On 16 June 1966, while completing the march begun by James Meredith, Stokely Carmichael of the Student Nonviolent Coordinating Committee (SNCC) rallied a crowd in Greenwood, Mississippi, with the cry, “We want Black Power!” Although SNCC members had used the term during informal conversations, this was the first time Black Power was used as a public slogan…

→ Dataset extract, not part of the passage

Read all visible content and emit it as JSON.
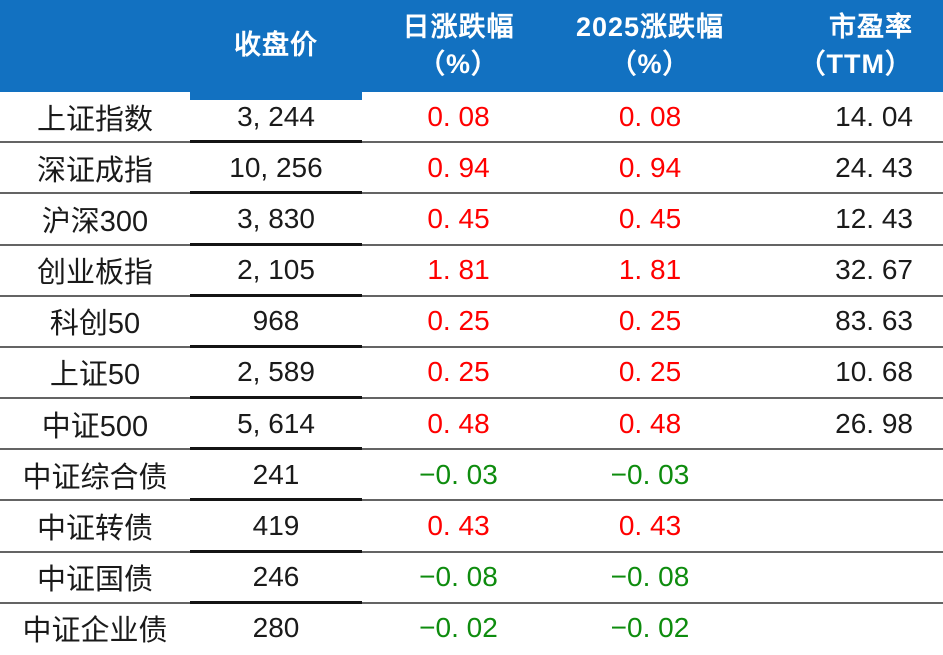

King believed that “America must be made a nation in which its multi-racial people are partners in power” (King, 14 October 1966). Carmichael, on the other hand, believed that black people had to first “close ranks” in solidarity with each other before they could join a multiracial society (Carmichael, 44). Although King was hesitant to criticize Black Power openly, he told his staff on 14 November 1966 that Black Power “was born from the wombs of despair and disappointment. Black Power is a cry of pain. It is in fact a reaction to the failure of White Power to deliver the promises and to do it in a hurry … The cry of Black Power is really a cry of hurt” (King, 14 November 1966).
However, despite this break in tactics to achieve the same goals of freedom and racial equality, Dr. King did not waver in working for the full liberation of Black people so they could finally participate in the power enjoyed by all other peoples. I believe he would be honored to have the Pan-African flag flown in celebration of the 96th anniversary of his birth. Happy Birthday, Dr. King.